A new poll puts Secretary of State Jocelyn Benson ahead in Michigan’s 2026 governor’s race, but nearly half the state’s voters haven’t picked a candidate yet.

The survey, released Monday by the Institute for Public Policy and Social Research at Michigan State University, tested a hypothetical three-way general election matchup between Benson, Republican John James and independent Mike Duggan. Among respondents who expressed a preference, Benson drew 30%, James drew 19% and Duggan drew 16%. The rest of the electorate, a plurality by any measure, is still undecided.

The poll was conducted March 2 through 24, 2026, drawing on 1,000 Michigan adult residents through an online survey as part of Michigan State’s annual State of the State Survey.

What the numbers actually mean

Benson’s lead isn’t as commanding as the raw percentages suggest. Corwin Smidt, interim director of the institute, was direct about why she’s out front. “With no major opposition to her nomination candidacy, Jocelyn Benson’s slight lead is largely reflective of her being more in control of her party’s base,” Smidt said. “On the Republican side, John James is facing some well-financed and active competitors for the nomination.”

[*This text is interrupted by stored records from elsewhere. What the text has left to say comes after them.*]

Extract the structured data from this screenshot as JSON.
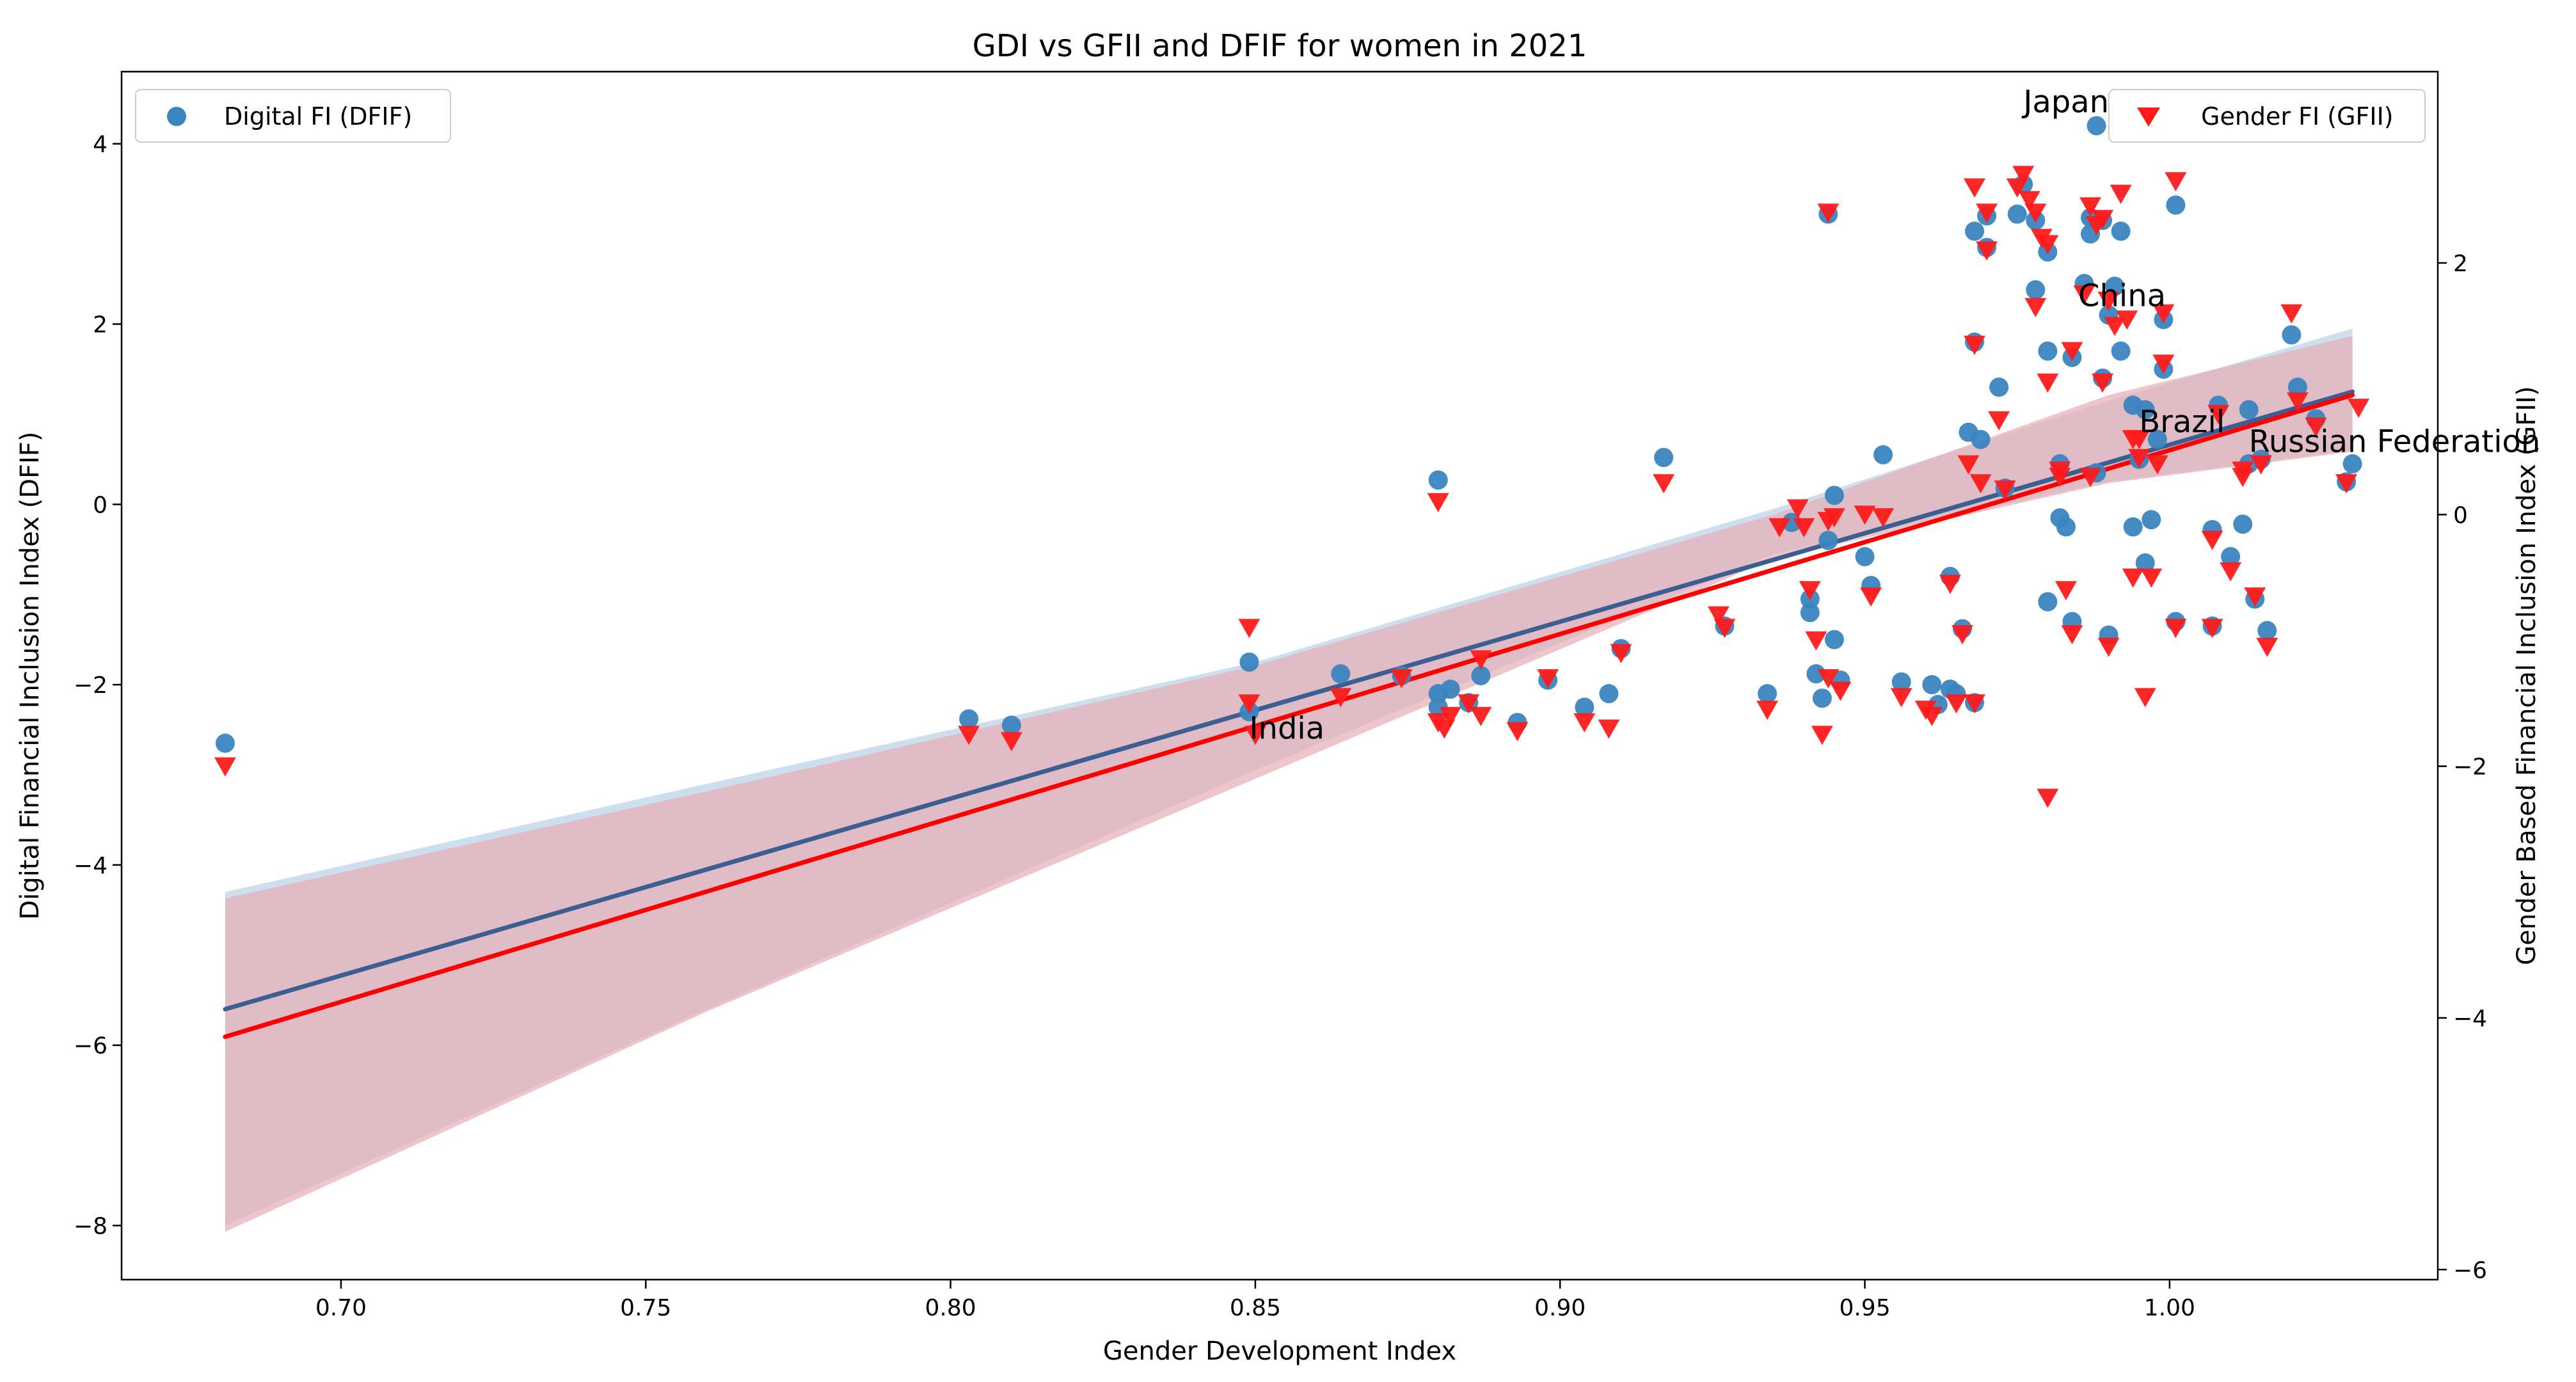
{
  "chart_data": {
    "type": "scatter",
    "title": "GDI vs GFII and DFIF for women in 2021",
    "xlabel": "Gender Development Index",
    "ylabel_left": "Digital Financial Inclusion Index (DFIF)",
    "ylabel_right": "Gender Based Financial Inclusion Index (GFII)",
    "xlim": [
      0.664,
      1.044
    ],
    "ylim_left": [
      -8.6,
      4.8
    ],
    "ylim_right": [
      -6.08,
      3.52
    ],
    "xticks": [
      0.7,
      0.75,
      0.8,
      0.85,
      0.9,
      0.95,
      1.0
    ],
    "xtick_labels": [
      "0.70",
      "0.75",
      "0.80",
      "0.85",
      "0.90",
      "0.95",
      "1.00"
    ],
    "yticks_left": [
      -8,
      -6,
      -4,
      -2,
      0,
      2,
      4
    ],
    "ytick_labels_left": [
      "−8",
      "−6",
      "−4",
      "−2",
      "0",
      "2",
      "4"
    ],
    "yticks_right": [
      -6,
      -4,
      -2,
      0,
      2
    ],
    "ytick_labels_right": [
      "−6",
      "−4",
      "−2",
      "0",
      "2"
    ],
    "colors": {
      "dfif": "#3a84c0",
      "gfii": "#ff1a1a",
      "dfif_line": "#3b5f93",
      "gfii_line": "#ff0000",
      "dfif_band": "#c4d8ec",
      "gfii_band": "#e8aeb6"
    },
    "series": [
      {
        "name": "Digital FI (DFIF)",
        "axis": "left",
        "marker": "circle",
        "points": [
          [
            0.681,
            -2.65
          ],
          [
            0.803,
            -2.38
          ],
          [
            0.81,
            -2.45
          ],
          [
            0.849,
            -1.75
          ],
          [
            0.849,
            -2.3
          ],
          [
            0.864,
            -1.88
          ],
          [
            0.874,
            -1.9
          ],
          [
            0.88,
            0.27
          ],
          [
            0.88,
            -2.1
          ],
          [
            0.88,
            -2.25
          ],
          [
            0.882,
            -2.05
          ],
          [
            0.885,
            -2.2
          ],
          [
            0.887,
            -1.9
          ],
          [
            0.893,
            -2.42
          ],
          [
            0.898,
            -1.95
          ],
          [
            0.904,
            -2.25
          ],
          [
            0.908,
            -2.1
          ],
          [
            0.91,
            -1.6
          ],
          [
            0.917,
            0.52
          ],
          [
            0.927,
            -1.35
          ],
          [
            0.934,
            -2.1
          ],
          [
            0.938,
            -0.2
          ],
          [
            0.941,
            -1.05
          ],
          [
            0.941,
            -1.2
          ],
          [
            0.942,
            -1.88
          ],
          [
            0.943,
            -2.15
          ],
          [
            0.944,
            3.22
          ],
          [
            0.944,
            -0.4
          ],
          [
            0.945,
            0.1
          ],
          [
            0.945,
            -1.5
          ],
          [
            0.946,
            -1.95
          ],
          [
            0.95,
            -0.58
          ],
          [
            0.951,
            -0.9
          ],
          [
            0.953,
            0.55
          ],
          [
            0.956,
            -1.97
          ],
          [
            0.961,
            -2.0
          ],
          [
            0.962,
            -2.22
          ],
          [
            0.964,
            -2.05
          ],
          [
            0.964,
            -0.8
          ],
          [
            0.965,
            -2.1
          ],
          [
            0.966,
            -1.38
          ],
          [
            0.967,
            0.8
          ],
          [
            0.968,
            3.03
          ],
          [
            0.968,
            1.8
          ],
          [
            0.968,
            -2.2
          ],
          [
            0.969,
            0.72
          ],
          [
            0.97,
            3.2
          ],
          [
            0.97,
            2.85
          ],
          [
            0.972,
            1.3
          ],
          [
            0.973,
            0.18
          ],
          [
            0.975,
            3.22
          ],
          [
            0.976,
            3.55
          ],
          [
            0.978,
            3.15
          ],
          [
            0.978,
            2.38
          ],
          [
            0.98,
            2.8
          ],
          [
            0.98,
            1.7
          ],
          [
            0.98,
            -1.08
          ],
          [
            0.982,
            -0.15
          ],
          [
            0.982,
            0.45
          ],
          [
            0.983,
            -0.25
          ],
          [
            0.984,
            1.63
          ],
          [
            0.984,
            -1.3
          ],
          [
            0.986,
            2.45
          ],
          [
            0.987,
            3.18
          ],
          [
            0.987,
            3.0
          ],
          [
            0.988,
            4.2
          ],
          [
            0.988,
            0.35
          ],
          [
            0.989,
            3.15
          ],
          [
            0.989,
            1.4
          ],
          [
            0.99,
            2.1
          ],
          [
            0.99,
            -1.45
          ],
          [
            0.991,
            2.42
          ],
          [
            0.992,
            3.03
          ],
          [
            0.992,
            1.7
          ],
          [
            0.994,
            1.1
          ],
          [
            0.994,
            -0.25
          ],
          [
            0.995,
            0.5
          ],
          [
            0.996,
            1.05
          ],
          [
            0.996,
            -0.65
          ],
          [
            0.997,
            -0.17
          ],
          [
            0.998,
            0.72
          ],
          [
            0.999,
            2.05
          ],
          [
            0.999,
            1.5
          ],
          [
            1.001,
            3.32
          ],
          [
            1.001,
            -1.3
          ],
          [
            1.007,
            -0.28
          ],
          [
            1.007,
            -1.35
          ],
          [
            1.008,
            1.1
          ],
          [
            1.01,
            -0.58
          ],
          [
            1.012,
            -0.22
          ],
          [
            1.013,
            1.05
          ],
          [
            1.013,
            0.45
          ],
          [
            1.014,
            -1.05
          ],
          [
            1.015,
            0.5
          ],
          [
            1.016,
            -1.4
          ],
          [
            1.02,
            1.88
          ],
          [
            1.021,
            1.3
          ],
          [
            1.024,
            0.95
          ],
          [
            1.029,
            0.25
          ],
          [
            1.03,
            0.45
          ]
        ]
      },
      {
        "name": "Gender FI (GFII)",
        "axis": "right",
        "marker": "triangle_down",
        "points": [
          [
            0.681,
            -2.0
          ],
          [
            0.803,
            -1.75
          ],
          [
            0.81,
            -1.8
          ],
          [
            0.849,
            -0.9
          ],
          [
            0.849,
            -1.5
          ],
          [
            0.85,
            -1.75
          ],
          [
            0.864,
            -1.45
          ],
          [
            0.874,
            -1.3
          ],
          [
            0.88,
            0.1
          ],
          [
            0.88,
            -1.65
          ],
          [
            0.881,
            -1.7
          ],
          [
            0.882,
            -1.6
          ],
          [
            0.885,
            -1.5
          ],
          [
            0.887,
            -1.6
          ],
          [
            0.887,
            -1.15
          ],
          [
            0.893,
            -1.72
          ],
          [
            0.898,
            -1.3
          ],
          [
            0.904,
            -1.65
          ],
          [
            0.908,
            -1.7
          ],
          [
            0.91,
            -1.1
          ],
          [
            0.917,
            0.25
          ],
          [
            0.926,
            -0.8
          ],
          [
            0.927,
            -0.9
          ],
          [
            0.934,
            -1.55
          ],
          [
            0.936,
            -0.1
          ],
          [
            0.939,
            0.05
          ],
          [
            0.94,
            -0.1
          ],
          [
            0.941,
            -0.6
          ],
          [
            0.942,
            -1.0
          ],
          [
            0.943,
            -1.75
          ],
          [
            0.944,
            2.4
          ],
          [
            0.944,
            -0.05
          ],
          [
            0.944,
            -1.3
          ],
          [
            0.945,
            -0.02
          ],
          [
            0.946,
            -1.4
          ],
          [
            0.95,
            0.0
          ],
          [
            0.951,
            -0.65
          ],
          [
            0.953,
            -0.02
          ],
          [
            0.956,
            -1.45
          ],
          [
            0.96,
            -1.55
          ],
          [
            0.961,
            -1.6
          ],
          [
            0.964,
            -0.55
          ],
          [
            0.965,
            -1.5
          ],
          [
            0.966,
            -0.95
          ],
          [
            0.967,
            0.4
          ],
          [
            0.968,
            2.6
          ],
          [
            0.968,
            1.35
          ],
          [
            0.968,
            -1.5
          ],
          [
            0.969,
            0.25
          ],
          [
            0.97,
            2.4
          ],
          [
            0.97,
            2.1
          ],
          [
            0.972,
            0.75
          ],
          [
            0.973,
            0.2
          ],
          [
            0.975,
            2.6
          ],
          [
            0.976,
            2.7
          ],
          [
            0.977,
            2.5
          ],
          [
            0.978,
            1.65
          ],
          [
            0.978,
            2.4
          ],
          [
            0.979,
            2.2
          ],
          [
            0.98,
            2.15
          ],
          [
            0.98,
            1.05
          ],
          [
            0.98,
            -2.25
          ],
          [
            0.982,
            0.3
          ],
          [
            0.982,
            0.35
          ],
          [
            0.983,
            -0.6
          ],
          [
            0.984,
            1.3
          ],
          [
            0.984,
            -0.95
          ],
          [
            0.986,
            1.75
          ],
          [
            0.987,
            2.45
          ],
          [
            0.987,
            0.3
          ],
          [
            0.988,
            2.3
          ],
          [
            0.989,
            2.35
          ],
          [
            0.989,
            1.05
          ],
          [
            0.99,
            1.7
          ],
          [
            0.99,
            -1.05
          ],
          [
            0.991,
            1.5
          ],
          [
            0.992,
            2.55
          ],
          [
            0.993,
            1.55
          ],
          [
            0.994,
            0.6
          ],
          [
            0.994,
            -0.5
          ],
          [
            0.995,
            0.45
          ],
          [
            0.995,
            0.6
          ],
          [
            0.996,
            -1.45
          ],
          [
            0.997,
            -0.5
          ],
          [
            0.998,
            0.4
          ],
          [
            0.999,
            1.6
          ],
          [
            0.999,
            1.2
          ],
          [
            1.001,
            2.65
          ],
          [
            1.001,
            -0.9
          ],
          [
            1.007,
            -0.2
          ],
          [
            1.007,
            -0.9
          ],
          [
            1.008,
            0.8
          ],
          [
            1.01,
            -0.45
          ],
          [
            1.012,
            0.3
          ],
          [
            1.012,
            0.35
          ],
          [
            1.014,
            -0.65
          ],
          [
            1.015,
            0.4
          ],
          [
            1.016,
            -1.05
          ],
          [
            1.02,
            1.6
          ],
          [
            1.021,
            0.9
          ],
          [
            1.024,
            0.7
          ],
          [
            1.029,
            0.25
          ],
          [
            1.031,
            0.85
          ]
        ]
      }
    ],
    "regression": [
      {
        "name": "DFIF fit",
        "axis": "left",
        "start": [
          0.681,
          -5.6
        ],
        "end": [
          1.03,
          1.25
        ],
        "ci_band": [
          [
            0.681,
            -8.0,
            -4.3
          ],
          [
            0.76,
            -5.6,
            -3.1
          ],
          [
            0.85,
            -2.95,
            -1.75
          ],
          [
            0.935,
            -0.55,
            -0.05
          ],
          [
            0.99,
            0.25,
            1.15
          ],
          [
            1.03,
            0.6,
            1.95
          ]
        ]
      },
      {
        "name": "GFII fit",
        "axis": "right",
        "start": [
          0.681,
          -4.15
        ],
        "end": [
          1.03,
          0.95
        ],
        "ci_band": [
          [
            0.681,
            -5.7,
            -3.05
          ],
          [
            0.76,
            -3.95,
            -2.2
          ],
          [
            0.85,
            -2.1,
            -1.2
          ],
          [
            0.935,
            -0.35,
            0.0
          ],
          [
            0.99,
            0.25,
            0.95
          ],
          [
            1.03,
            0.5,
            1.42
          ]
        ]
      }
    ],
    "annotations": [
      {
        "text": "Japan",
        "x": 0.976,
        "y": 4.35,
        "axis": "left"
      },
      {
        "text": "China",
        "x": 0.985,
        "y": 2.2,
        "axis": "left"
      },
      {
        "text": "Brazil",
        "x": 0.995,
        "y": 0.8,
        "axis": "left"
      },
      {
        "text": "Russian Federation",
        "x": 1.013,
        "y": 0.58,
        "axis": "left"
      },
      {
        "text": "India",
        "x": 0.849,
        "y": -2.6,
        "axis": "left"
      }
    ],
    "legends": [
      {
        "label": "Digital FI (DFIF)",
        "position": "upper-left"
      },
      {
        "label": "Gender FI (GFII)",
        "position": "upper-right"
      }
    ]
  }
}
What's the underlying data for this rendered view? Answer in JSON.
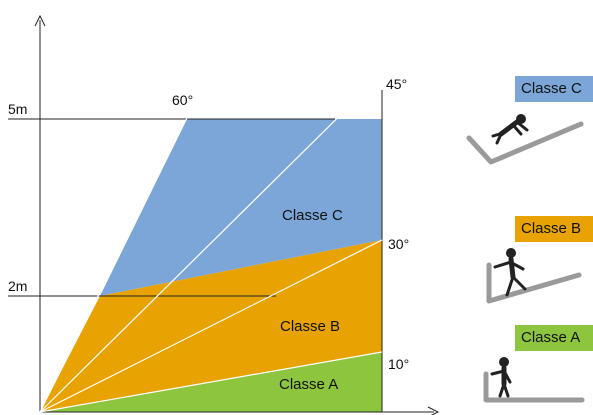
{
  "diagram": {
    "height_labels": {
      "upper": "5m",
      "lower": "2m"
    },
    "angle_labels": {
      "a60": "60°",
      "a45": "45°",
      "a30": "30°",
      "a10": "10°"
    },
    "region_labels": {
      "c": "Classe C",
      "b": "Classe B",
      "a": "Classe A"
    }
  },
  "legend": {
    "c": {
      "label": "Classe C",
      "color": "#7ca6d8",
      "pictogram": "person-falling-on-steep-slope-icon"
    },
    "b": {
      "label": "Classe B",
      "color": "#e8a202",
      "pictogram": "person-walking-up-slope-icon"
    },
    "a": {
      "label": "Classe A",
      "color": "#8dc53e",
      "pictogram": "person-standing-on-flat-surface-icon"
    }
  },
  "colors": {
    "classe_c": "#7ca6d8",
    "classe_b": "#e8a202",
    "classe_a": "#8dc53e",
    "lines": "#222222"
  }
}
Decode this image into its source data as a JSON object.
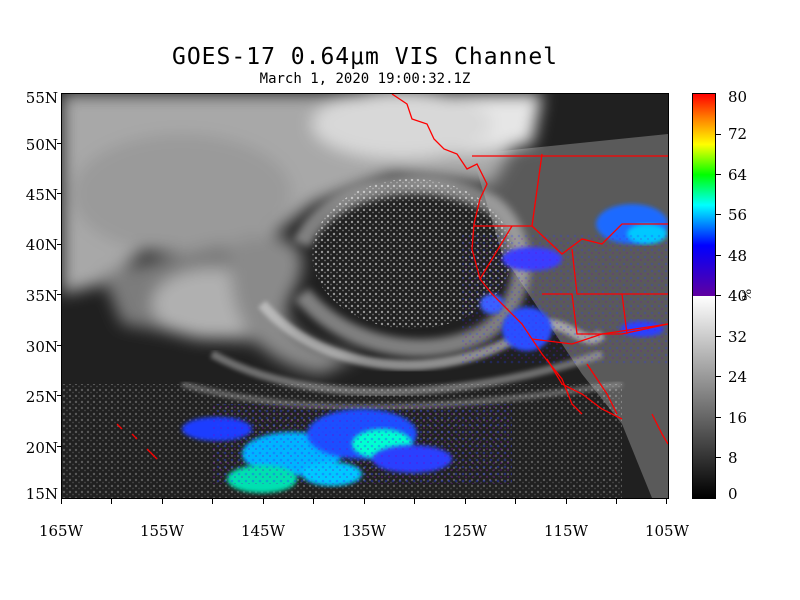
{
  "title": "GOES-17  0.64μm VIS Channel",
  "subtitle": "March  1,  2020 19:00:32.1Z",
  "lat_labels": [
    "55N",
    "50N",
    "45N",
    "40N",
    "35N",
    "30N",
    "25N",
    "20N",
    "15N"
  ],
  "lon_labels": [
    "165W",
    "155W",
    "145W",
    "135W",
    "125W",
    "115W",
    "105W"
  ],
  "colorbar": {
    "labels": [
      "80",
      "72",
      "64",
      "56",
      "48",
      "40",
      "32",
      "24",
      "16",
      "8",
      "0"
    ],
    "unit": "%"
  },
  "map_extent": {
    "lon_min": -165,
    "lon_max": -105,
    "lat_min": 15,
    "lat_max": 55
  },
  "colors": {
    "border": "#ff0000",
    "background": "#ffffff",
    "frame": "#000000"
  }
}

That Republican primary competition matters enormously here. Because so many GOP voters are still sorting out their nominee, Smidt told Michigan Advance that the polling “suggests the race would be essentially a tie if James was a presumptive nominee.” Benson, by contrast, faces only Genesee County Sheriff Chris Swanson, who has consistently trailed her in both polling and fundraising.

Think of it this way. Benson’s lead reflects consolidation, not dominance.

Duggan’s geography problem

Duggan’s numbers tell a complicated story about the limits of Detroit’s political gravity. His support in the metro Detroit area, covering Washtenaw, Monroe, Lapeer, Lenawee, Livingston and St. Clair counties, sits between 26% and 28%. Drive north or west, and the numbers collapse. Central and northern Michigan put him at around 15%. Western Michigan? Around 9%.

That’s a steep falloff for someone trying to win a statewide race. Michigan’s 109 legislative districts spread across a state where outstate voters carry real weight in November, and Duggan’s brand simply doesn’t travel the way a former two-term Detroit mayor might hope.

Smidt’s assessment was blunt. “Duggan’s strength is understandably concentrated in the Detroit metropolitan area, but Duggan’s support is much lower outside those counties,” he said.

The crossover appeal that makes Duggan interesting is also what complicates his coalition. He’s “pulling nearly equal levels of support from both groups of partisans,” Smidt said, and he actually draws slightly more support from Trump voters, at 22%, than from Harris voters, at 19%. For a lifelong Democrat who spent over a decade running Detroit, that’s an unusual partisan profile. It signals that he can peel off voters from both sides, but it doesn’t guarantee he can build a majority from the middle.

Detroit itself is a wildcard

Inside the city of Detroit, almost 41% of residents are undecided. James pulls less than 3% support from Detroit in this poll, which means the contest within city limits is effectively between Benson and Duggan. Whoever consolidates Detroit’s Democratic base by November will have a meaningful advantage in Wayne County turnout numbers.

For Benson, that’s an opportunity. She already leads the Democratic primary by a wide margin and carries strong name recognition from two statewide runs for secretary of state. For Duggan, Detroit is both his home court and his floor. Losing the city badly would undercut the entire rationale for his independent candidacy.

What’s next

The Republican primary remains the most unsettled variable in this race. James is the best-known GOP candidate nationally, having run for U.S. Senate twice, but his primary competitors are funded and active, according to the institute’s analysis. A drawn-out Republican primary fight could leave James weakened heading into a general election where, if the poll’s logic holds, he’d start in a statistical tie with Benson.

The next major markers to watch are Q2 fundraising disclosures and whether any of the GOP primary challengers consolidate support before the August primary. Benson’s campaign has already filed financial disclosures with the Michigan Bureau of Elections, and that fundraising gap between her and Swanson has been consistent across the cycle so far.